Repair
- Accessed by:
Requirements
The Repair effect can only be used on selection regions up to 128 samples long (for most audio, only a few thousandths of a second). Above this length, it becomes too hard to guess what should be going on in the section under repair. You will get an error message if you select too much audio to try and repair. In general, the shorter the section of audio you select to repair, the better the results will be.
The Repair effect is unusual because it requires there to be audio outside the selection region on at least one side of the section to be repaired. Examining this audio lets Audacity interpolate (make an informed guess about) the bad section. If the surrounding audio in the track is very short or non-existent there may not be enough information to make the interpolation, and an error message will be shown. For example, it is not possible to select a region up to 128 samples long in one track, paste or duplicate it into a new empty track and then repair it, because there will then be no audio either side of the region to examine.
Usage
- Select the approximate region of audio. Zoom in until you can start to see the individual dots (samples) in the waveform, and then reselect the shortest possible piece of audio for replacement.

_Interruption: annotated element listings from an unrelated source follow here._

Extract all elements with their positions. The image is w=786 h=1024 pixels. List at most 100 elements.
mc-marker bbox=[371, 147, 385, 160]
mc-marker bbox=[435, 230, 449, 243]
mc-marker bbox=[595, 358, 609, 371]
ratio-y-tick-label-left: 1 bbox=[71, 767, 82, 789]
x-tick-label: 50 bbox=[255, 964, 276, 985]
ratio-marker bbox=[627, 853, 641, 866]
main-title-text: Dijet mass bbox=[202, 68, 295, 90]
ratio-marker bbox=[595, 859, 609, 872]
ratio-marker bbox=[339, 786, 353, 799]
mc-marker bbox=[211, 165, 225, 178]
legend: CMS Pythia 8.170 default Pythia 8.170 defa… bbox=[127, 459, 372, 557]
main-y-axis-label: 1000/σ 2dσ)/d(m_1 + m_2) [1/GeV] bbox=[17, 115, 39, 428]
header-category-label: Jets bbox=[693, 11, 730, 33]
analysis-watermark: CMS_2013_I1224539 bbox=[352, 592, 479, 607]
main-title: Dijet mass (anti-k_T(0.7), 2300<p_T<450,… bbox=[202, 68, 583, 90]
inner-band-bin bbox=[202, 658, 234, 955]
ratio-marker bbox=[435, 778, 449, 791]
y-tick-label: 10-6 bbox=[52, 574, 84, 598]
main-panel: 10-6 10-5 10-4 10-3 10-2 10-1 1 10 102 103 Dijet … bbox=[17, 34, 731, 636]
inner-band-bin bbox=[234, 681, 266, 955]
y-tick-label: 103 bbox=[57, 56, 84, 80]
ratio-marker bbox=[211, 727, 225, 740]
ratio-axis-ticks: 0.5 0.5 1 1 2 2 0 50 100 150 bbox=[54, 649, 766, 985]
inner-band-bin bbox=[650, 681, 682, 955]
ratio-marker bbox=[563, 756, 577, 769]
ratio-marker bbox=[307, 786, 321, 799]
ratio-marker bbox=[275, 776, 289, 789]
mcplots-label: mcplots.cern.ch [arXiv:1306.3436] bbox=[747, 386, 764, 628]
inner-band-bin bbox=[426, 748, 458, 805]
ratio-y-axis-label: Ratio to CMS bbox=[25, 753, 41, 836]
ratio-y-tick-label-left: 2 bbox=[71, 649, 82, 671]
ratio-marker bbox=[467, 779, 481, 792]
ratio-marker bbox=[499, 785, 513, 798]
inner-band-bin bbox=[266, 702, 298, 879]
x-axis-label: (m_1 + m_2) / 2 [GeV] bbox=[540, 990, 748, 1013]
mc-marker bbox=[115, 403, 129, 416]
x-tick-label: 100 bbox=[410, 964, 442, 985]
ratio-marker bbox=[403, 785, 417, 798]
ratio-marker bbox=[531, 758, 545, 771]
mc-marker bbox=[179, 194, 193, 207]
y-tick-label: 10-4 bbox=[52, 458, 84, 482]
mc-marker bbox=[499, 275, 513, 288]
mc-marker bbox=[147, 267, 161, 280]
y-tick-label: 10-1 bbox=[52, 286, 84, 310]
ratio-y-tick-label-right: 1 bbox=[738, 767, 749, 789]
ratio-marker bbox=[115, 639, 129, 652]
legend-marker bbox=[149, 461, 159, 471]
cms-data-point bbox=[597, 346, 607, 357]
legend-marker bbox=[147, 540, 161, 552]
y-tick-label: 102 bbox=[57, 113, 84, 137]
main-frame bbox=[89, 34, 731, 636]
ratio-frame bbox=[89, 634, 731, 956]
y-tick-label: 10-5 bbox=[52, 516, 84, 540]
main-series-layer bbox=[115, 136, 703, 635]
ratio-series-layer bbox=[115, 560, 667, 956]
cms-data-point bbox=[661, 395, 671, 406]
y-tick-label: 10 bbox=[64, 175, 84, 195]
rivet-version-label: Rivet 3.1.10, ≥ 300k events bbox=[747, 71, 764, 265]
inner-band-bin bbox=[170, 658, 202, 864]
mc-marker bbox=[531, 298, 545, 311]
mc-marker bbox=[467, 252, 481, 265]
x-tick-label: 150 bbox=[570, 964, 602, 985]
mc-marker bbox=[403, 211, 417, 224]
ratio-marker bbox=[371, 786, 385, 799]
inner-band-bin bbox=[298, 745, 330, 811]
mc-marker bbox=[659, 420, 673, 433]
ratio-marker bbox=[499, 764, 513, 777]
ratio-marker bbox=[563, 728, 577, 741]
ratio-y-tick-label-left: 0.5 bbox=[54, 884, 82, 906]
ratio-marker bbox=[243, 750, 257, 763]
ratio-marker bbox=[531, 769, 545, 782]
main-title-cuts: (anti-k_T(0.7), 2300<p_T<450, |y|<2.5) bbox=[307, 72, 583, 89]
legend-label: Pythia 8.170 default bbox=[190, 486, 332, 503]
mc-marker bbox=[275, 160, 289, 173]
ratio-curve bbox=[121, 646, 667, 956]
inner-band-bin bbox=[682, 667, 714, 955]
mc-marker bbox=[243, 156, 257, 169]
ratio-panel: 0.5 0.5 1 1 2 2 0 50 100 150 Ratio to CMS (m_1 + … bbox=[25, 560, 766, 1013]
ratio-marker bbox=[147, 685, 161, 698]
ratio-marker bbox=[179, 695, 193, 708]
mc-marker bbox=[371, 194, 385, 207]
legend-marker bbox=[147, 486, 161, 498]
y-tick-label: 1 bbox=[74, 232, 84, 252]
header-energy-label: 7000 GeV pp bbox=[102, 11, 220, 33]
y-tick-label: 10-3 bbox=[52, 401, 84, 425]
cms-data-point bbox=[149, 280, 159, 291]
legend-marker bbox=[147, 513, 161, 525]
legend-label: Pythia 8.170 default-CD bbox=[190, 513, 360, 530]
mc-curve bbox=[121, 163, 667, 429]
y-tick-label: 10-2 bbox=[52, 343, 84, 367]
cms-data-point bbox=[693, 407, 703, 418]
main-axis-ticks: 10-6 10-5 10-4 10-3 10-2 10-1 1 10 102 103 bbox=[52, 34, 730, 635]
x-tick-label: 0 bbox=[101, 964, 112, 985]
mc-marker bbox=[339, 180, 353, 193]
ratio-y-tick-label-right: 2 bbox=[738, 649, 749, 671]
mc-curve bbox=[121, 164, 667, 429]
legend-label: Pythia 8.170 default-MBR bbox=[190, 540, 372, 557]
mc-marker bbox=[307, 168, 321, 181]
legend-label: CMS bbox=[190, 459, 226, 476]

- Click to replace the selected audio with the repaired audio.
- Zoom back out (or grab the handle on the horizontal scrollbar at the bottom of the screen and drag leftwards), click a few seconds before the region you were repairing, and play from there to hear if the repair sounds OK. If not, click and try a different region to repair. Include a little more on either side of the problem if the original damage was still obvious, or less if the repaired region sounded different, but incorrect.